Вечером роженицу Зинченко должны были перевести из послеоперационной реанимации в отделение. Она была в сознании и счастье. Мальчик, три килограмма, пятьдесят сантиметров, приходил к ней знакомиться. Зинченко сказала, что мальчик, он же Федя, ей подмигнул. Потапов должен был, обязан был подумать о галлюцинациях, о нарастающем отеке мозга. Но не подумал.
К вечеру Зинченко внезапно стала тяжелой. Вызвали кардиохирурга, и он покачал головой: «Нет…»
Потапов должен был, обязан был согласиться. Но он не мог. Сказал: «Будем делать всё! Будем вытаскивать!» К восьми часам Зинченко подключили к аппарату искусственной вентиляции легких. И Потапов сказал ему: «Очень тебя прошу, дружище… Очень…» А аппарат угрюмо ответил: «Постараюсь…» И хмыкнул. Он не верил. Вошел в Зинченко и понял все сразу – уходит.
Но Потапов просил. И в глазах у него было отчаяние. А у Зинченко – счастье. И если бы они умерли тут же, в один момент, Потапов и его Зинченко, то еще неизвестно, кому бы было лучше.
Аппарат был новый, циничный. Но Потапова почему-то любил. Только случай Зинченко был безнадежный.
«Я скоро. Подержи ее», – попросил Никита Сергеевич.
Каждый день, вечером он заходил к отцу.
Потапов-старший был почетным президентом клиники. В его кабинете, на третьем этаже, рядом с кафедрой акушерства и гинекологии и административно-хозяйственной частью, росли три фикуса. Один – в кадке прямо у двери. Другой в углу, у дивана, третий – возле окна, за спиной у Сергея Никитича. Еще были фиалки. Фиалки выращивала Анна Семеновна и передавала через секретаршу только в цветущем виде. Она хотела, чтобы у мужа всегда были живые цветы. Тайной мечтой ее было извести фикусы. Она хотела, чтобы в один прекрасный день все они засохли и были выставлены в коридор…

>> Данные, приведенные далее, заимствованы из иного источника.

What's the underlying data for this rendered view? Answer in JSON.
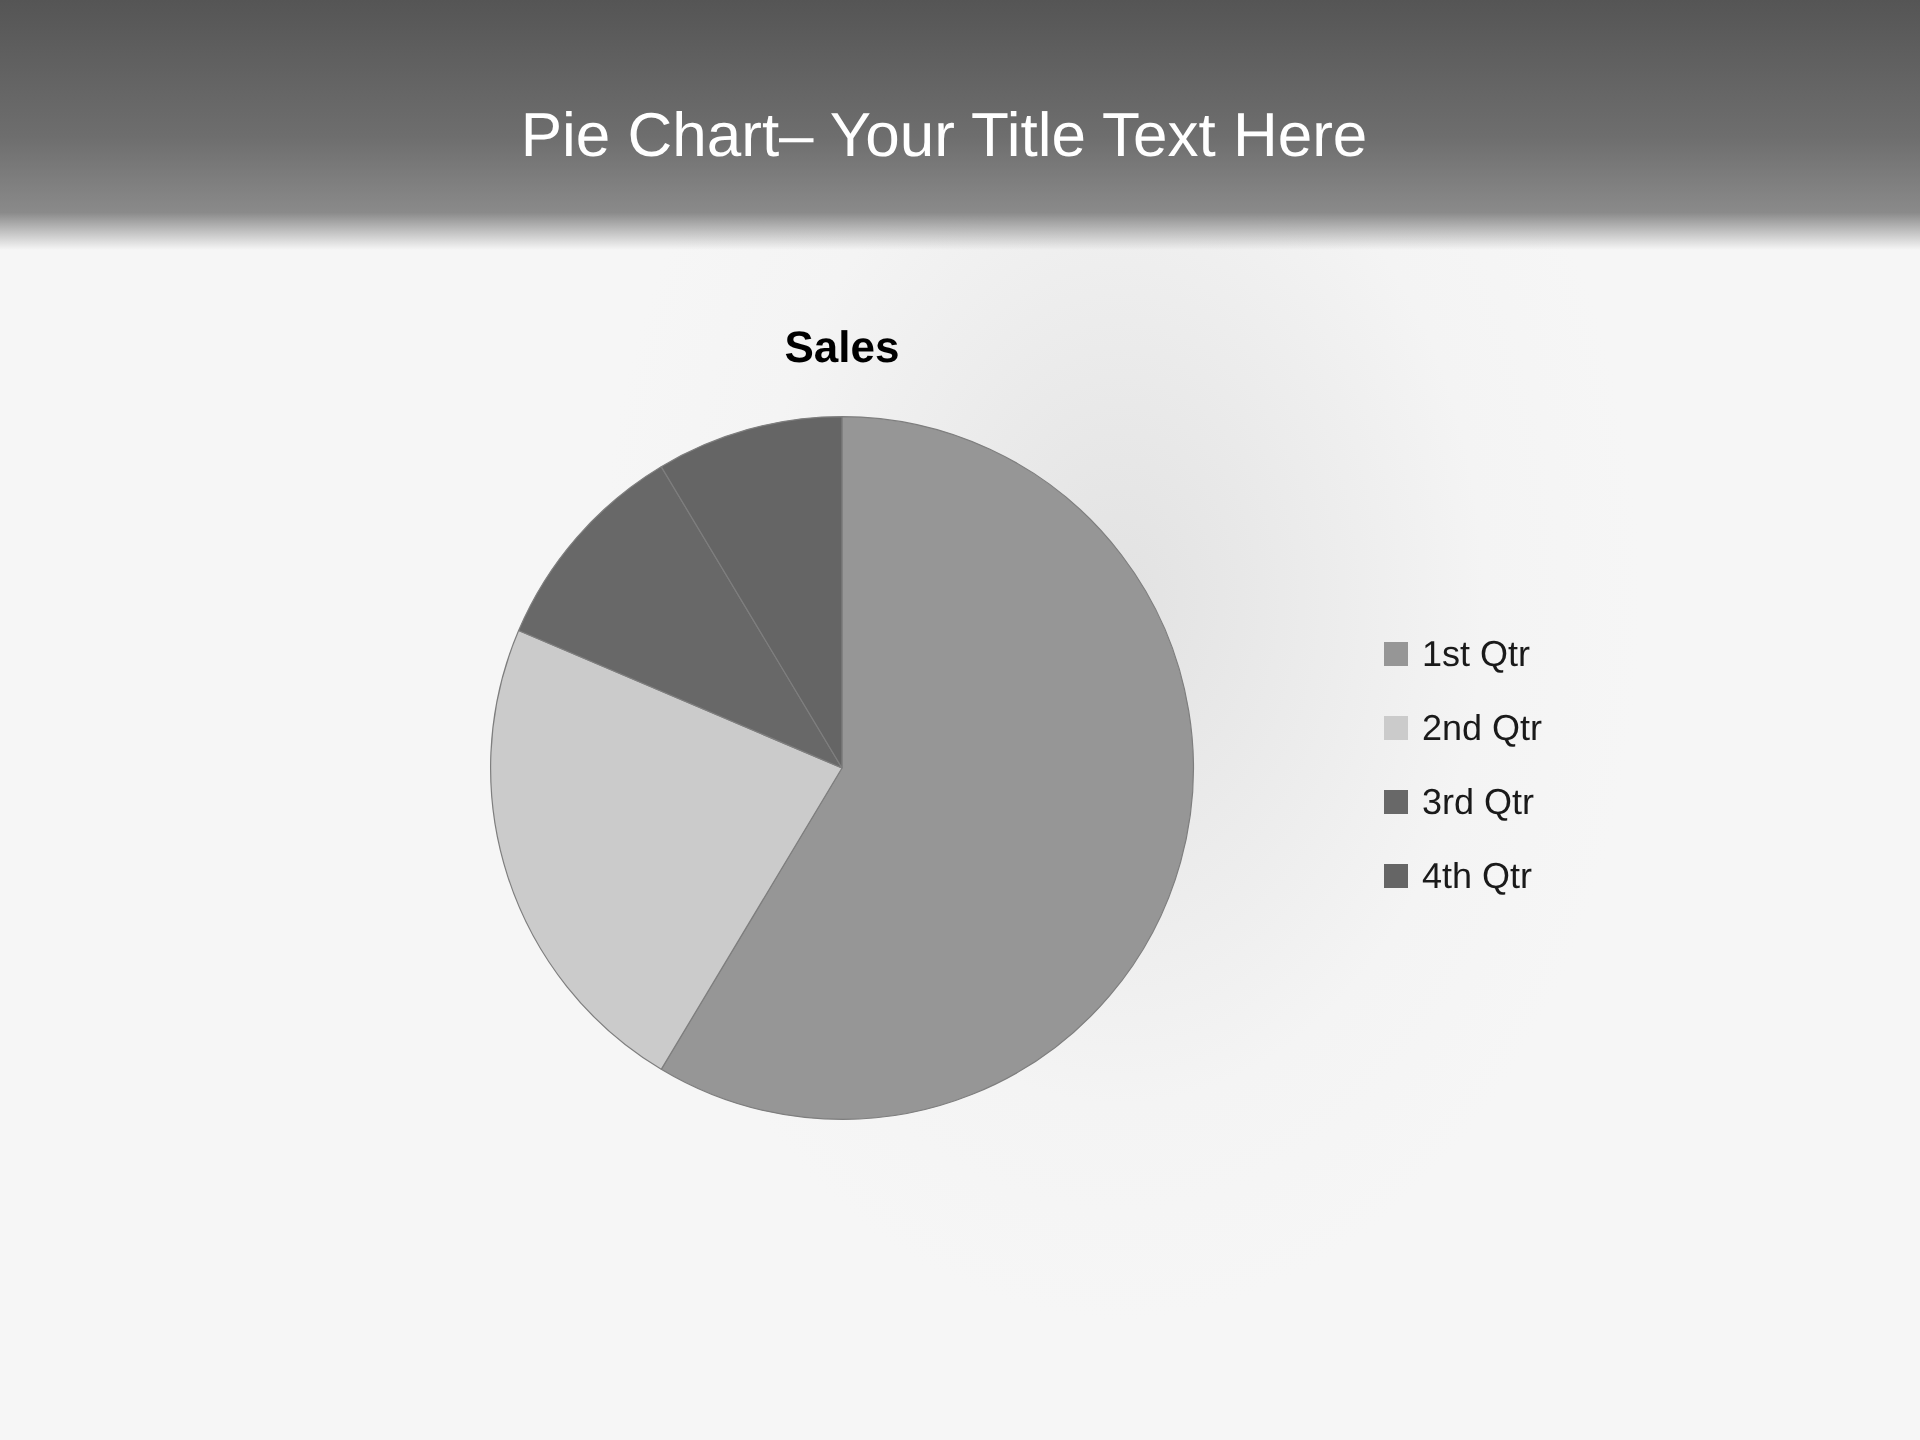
{
  "chart_data": {
    "type": "pie",
    "title": "Pie Chart– Your Title Text Here",
    "subtitle": "Sales",
    "categories": [
      "1st Qtr",
      "2nd Qtr",
      "3rd Qtr",
      "4th Qtr"
    ],
    "values": [
      58.6,
      22.8,
      10,
      8.6
    ],
    "colors": [
      "#969696",
      "#cbcbcb",
      "#686868",
      "#656565"
    ],
    "legend": "right"
  }
}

«Фикус – цветок нашего мещанства!» – говорила Анна Семеновна. «И детства», – соглашался Потапов-старший.
В этот кабинет никто не ходил. Кроме делегаций из министерства и просителей из прошлой жизни.
– Ты не врач, – сказал Сергей Никитич, когда Потапов вошел в кабинет. – Ты не врач. Ты – шарлатан! Она не должна была рожать! Ей нельзя было рожать! Мы консилиум зачем собирали?! Чтобы запретить!!! А ты?! Она пятнадцать лет не беременела!!! Ты думаешь – это просто так?!! Кто позволил ей искусственное оплодотворение?!
– Она сама…
– Сама? – Сергей Никитич приподнял левую бровь. Анна Семеновна пыталась стричь ее ровненько, но один вихор, похожий на вопросительный знак, давно научился убегать от ножниц. Левая бровь у Сергея Никитича всегда была со значением. С выговором и занесением в личное дело. – У нас в клинике сами себе назначают, сами себе производят операции, сами себе рожают? Поздравляю!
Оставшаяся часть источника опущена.